Narrated by Lakshmi, Joshi's novel takes readers from the elegant mansions of Jaipur's upper crust to the noisy, chaotic markets where Lakshmi and her savvy street-urchin assistant, Malik, buy the supplies for her business. Already juggling a full appointment book and overseeing the construction of her house, Lakshmi must also take charge of Radha, who has made her way to Jaipur after becoming orphaned. The sisters share the same fierce pride and dogged determination, which serve them well but cause them to clash often. Radha's impulsive decisions, and Lakshmi's reactions, will have far-reaching consequences for them both. Through her strong female characters--Lakshmi, Radha, Lakshmi's wealthy clients and even the city's two maharanis--Joshi's narrative highlights the personal, economic and social challenges of being a woman in a traditional but rapidly changing society. The Henna Artist is a lushly detailed story of family, womanhood and finding the courage to make difficult choices. --Katie Noah Gibson, blogger at Cakes, Tea and Dreams
Discover: Alka Joshi's first novel paints an evocative portrait of an independent woman in 1950s India.

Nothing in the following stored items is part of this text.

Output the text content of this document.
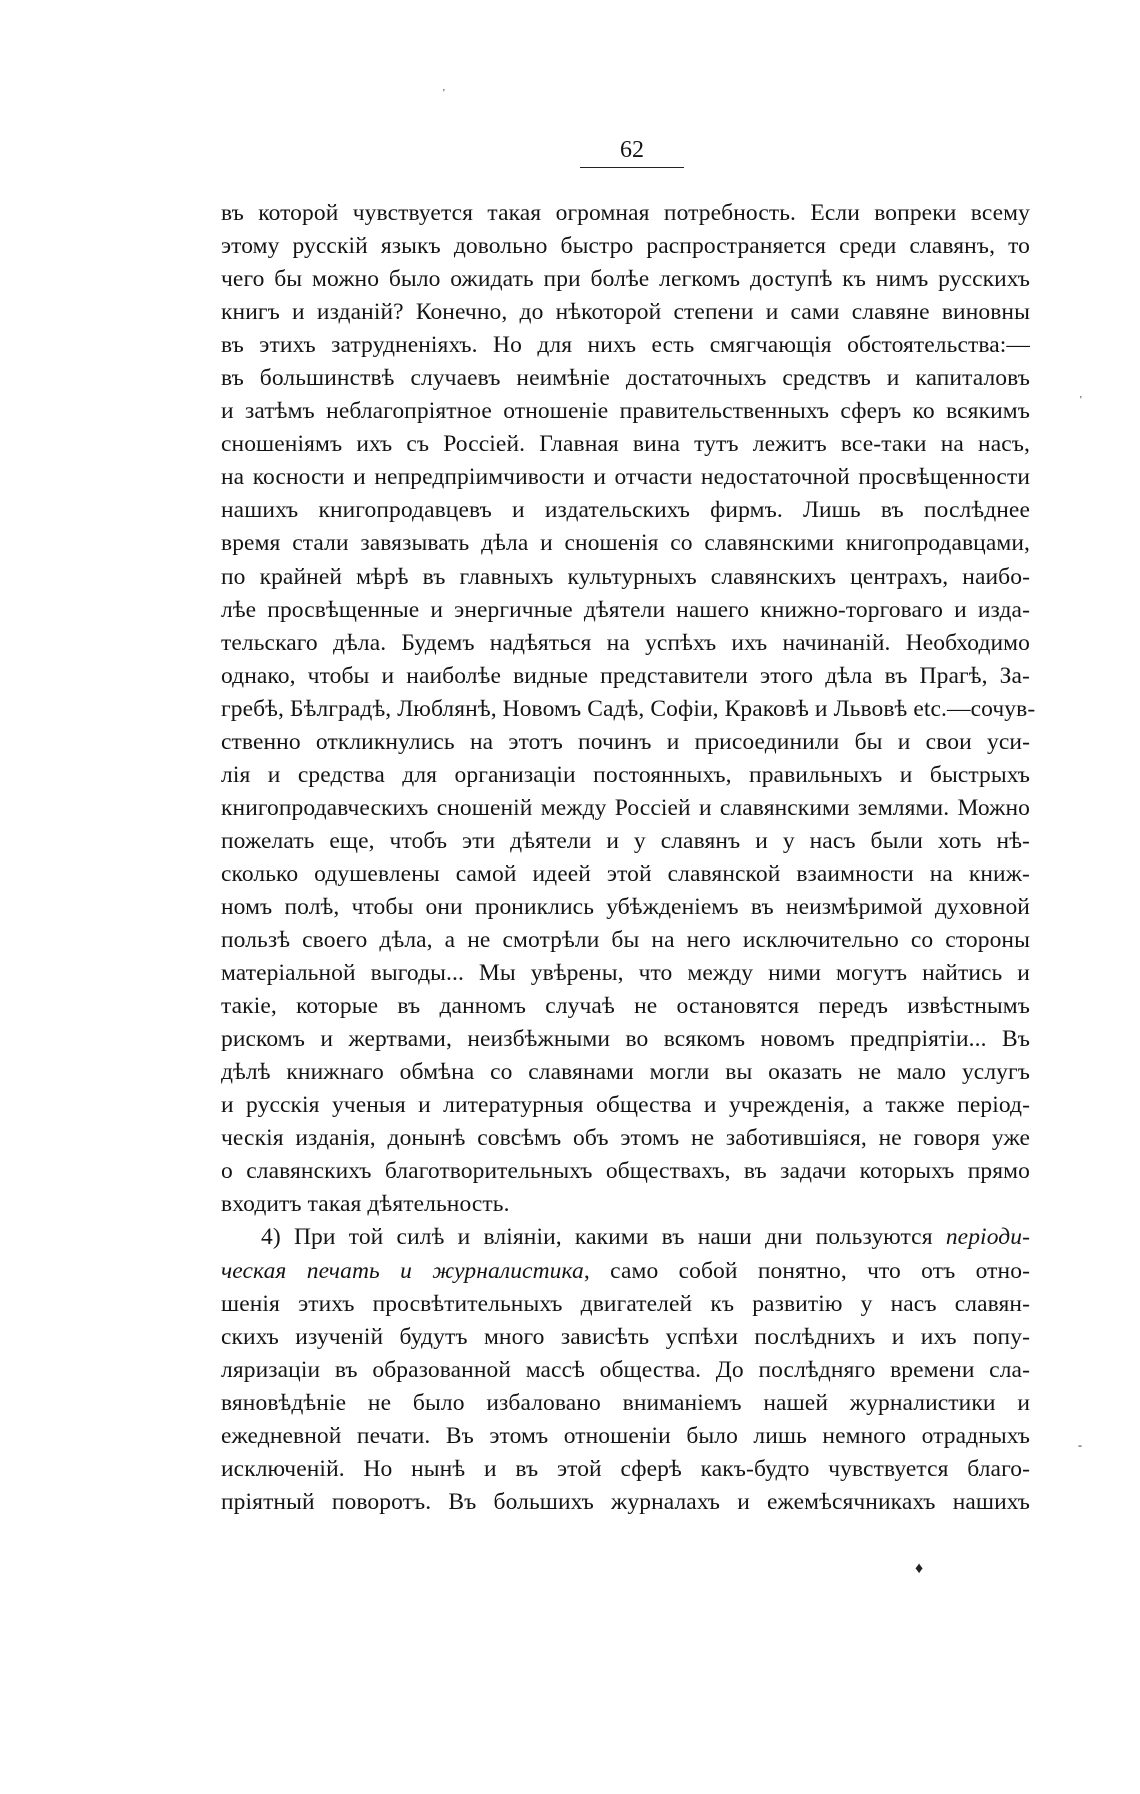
'
62
въ которой чувствуется такая огромная потребность. Если вопреки всему
этому русскій языкъ довольно быстро распространяется среди славянъ, то
чего бы можно было ожидать при болѣе легкомъ доступѣ къ нимъ русскихъ
книгъ и изданій? Конечно, до нѣкоторой степени и сами славяне виновны
въ этихъ затрудненіяхъ. Но для нихъ есть смягчающія обстоятельства:—
въ большинствѣ случаевъ неимѣніе достаточныхъ средствъ и капиталовъ
и затѣмъ неблагопріятное отношеніе правительственныхъ сферъ ко всякимъ
сношеніямъ ихъ съ Россіей. Главная вина тутъ лежитъ все-таки на насъ,
на косности и непредпріимчивости и отчасти недостаточной просвѣщенности
нашихъ книгопродавцевъ и издательскихъ фирмъ. Лишь въ послѣднее
время стали завязывать дѣла и сношенія со славянскими книгопродавцами,
по крайней мѣрѣ въ главныхъ культурныхъ славянскихъ центрахъ, наибо-
лѣе просвѣщенные и энергичные дѣятели нашего книжно-торговаго и изда-
тельскаго дѣла. Будемъ надѣяться на успѣхъ ихъ начинаній. Необходимо
однако, чтобы и наиболѣе видные представители этого дѣла въ Прагѣ, За-
гребѣ, Бѣлградѣ, Люблянѣ, Новомъ Садѣ, Софіи, Краковѣ и Львовѣ etc.—сочув-
ственно откликнулись на этотъ починъ и присоединили бы и свои уси-
лія и средства для организаціи постоянныхъ, правильныхъ и быстрыхъ
книгопродавческихъ сношеній между Россіей и славянскими землями. Можно
пожелать еще, чтобъ эти дѣятели и у славянъ и у насъ были хоть нѣ-
сколько одушевлены самой идеей этой славянской взаимности на книж-
номъ полѣ, чтобы они прониклись убѣжденіемъ въ неизмѣримой духовной
пользѣ своего дѣла, а не смотрѣли бы на него исключительно со стороны
матеріальной выгоды... Мы увѣрены, что между ними могутъ найтись и
такіе, которые въ данномъ случаѣ не остановятся передъ извѣстнымъ
рискомъ и жертвами, неизбѣжными во всякомъ новомъ предпріятіи... Въ
дѣлѣ книжнаго обмѣна со славянами могли вы оказать не мало услугъ
и русскія ученыя и литературныя общества и учрежденія, а также період-
ческія изданія, донынѣ совсѣмъ объ этомъ не заботившіяся, не говоря уже
о славянскихъ благотворительныхъ обществахъ, въ задачи которыхъ прямо
входитъ такая дѣятельность.
4) При той силѣ и вліяніи, какими въ наши дни пользуются періоди-
ческая печать и журналистика, само собой понятно, что отъ отно-
шенія этихъ просвѣтительныхъ двигателей къ развитію у насъ славян-
скихъ изученій будутъ много зависѣть успѣхи послѣднихъ и ихъ попу-
ляризаціи въ образованной массѣ общества. До послѣдняго времени сла-
вяновѣдѣніе не было избаловано вниманіемъ нашей журналистики и
ежедневной печати. Въ этомъ отношеніи было лишь немного отрадныхъ
исключеній. Но нынѣ и въ этой сферѣ какъ-будто чувствуется благо-
пріятный поворотъ. Въ большихъ журналахъ и ежемѣсячникахъ нашихъ
'
-
♦
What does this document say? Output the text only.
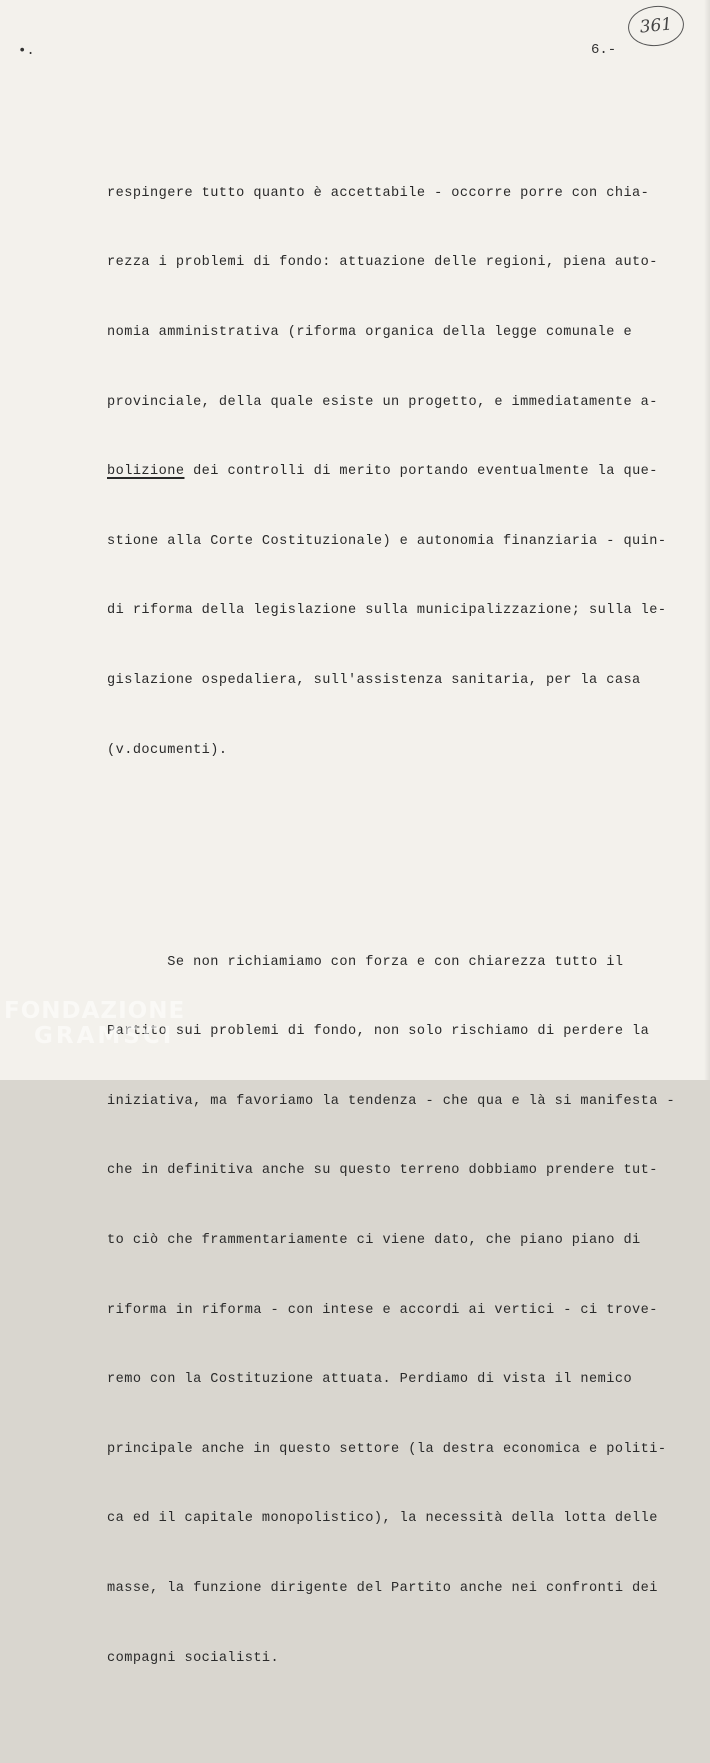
•.
361
6.-

respingere tutto quanto è accettabile - occorre porre con chia-

rezza i problemi di fondo: attuazione delle regioni, piena auto-

nomia amministrativa (riforma organica della legge comunale e

provinciale, della quale esiste un progetto, e immediatamente a-

bolizione dei controlli di merito portando eventualmente la que-

stione alla Corte Costituzionale) e autonomia finanziaria - quin-

di riforma della legislazione sulla municipalizzazione; sulla le-

gislazione ospedaliera, sull'assistenza sanitaria, per la casa

(v.documenti).

Se non richiamiamo con forza e con chiarezza tutto il

Partito sui problemi di fondo, non solo rischiamo di perdere la

iniziativa, ma favoriamo la tendenza - che qua e là si manifesta -

che in definitiva anche su questo terreno dobbiamo prendere tut-

to ciò che frammentariamente ci viene dato, che piano piano di

riforma in riforma - con intese e accordi ai vertici - ci trove-

remo con la Costituzione attuata. Perdiamo di vista il nemico

principale anche in questo settore (la destra economica e politi-

ca ed il capitale monopolistico), la necessità della lotta delle

masse, la funzione dirigente del Partito anche nei confronti dei

compagni socialisti.

FONDAZIONE
GRAMSCI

The House in the Cerulean Sea
by TJ Klune
In this sparkling romantic fantasy, TJ Klune (Into This River I Drown) pits a mild-mannered paper pusher against the forces of discrimination, inhumane bureaucracy and precocious children, with hilarious and inspiring results.
"Make sure the children are safe... from each other, and themselves," Extremely Upper Management of the Department in Charge of Magical Youth (DICOMY) instructs 40-year-old Linus Baker. Linus's thankless task is inspecting orphanages that house magical children. When administration dispatches him to remote Marsyus Island Orphanage, home of six especially unusual children, Linus balks at the group: a distrustful forest sprite, a button-hoarding wyvern, a female garden gnome who swings a mean shovel, a boy who turns into a Pomeranian when frightened, a green blob who likes to play bellhop and "Lucy," the six-year-old son of the Devil. However, their gentle, unflappable caretaker, Arthur Parnassus, unsettles Linus most of all. He exhibits no intimidation at parenting the magical equivalent of a nuclear warhead, and Linus, "a consummate professional," finds himself attracted to the orphanage's master in a most unprofessional manner.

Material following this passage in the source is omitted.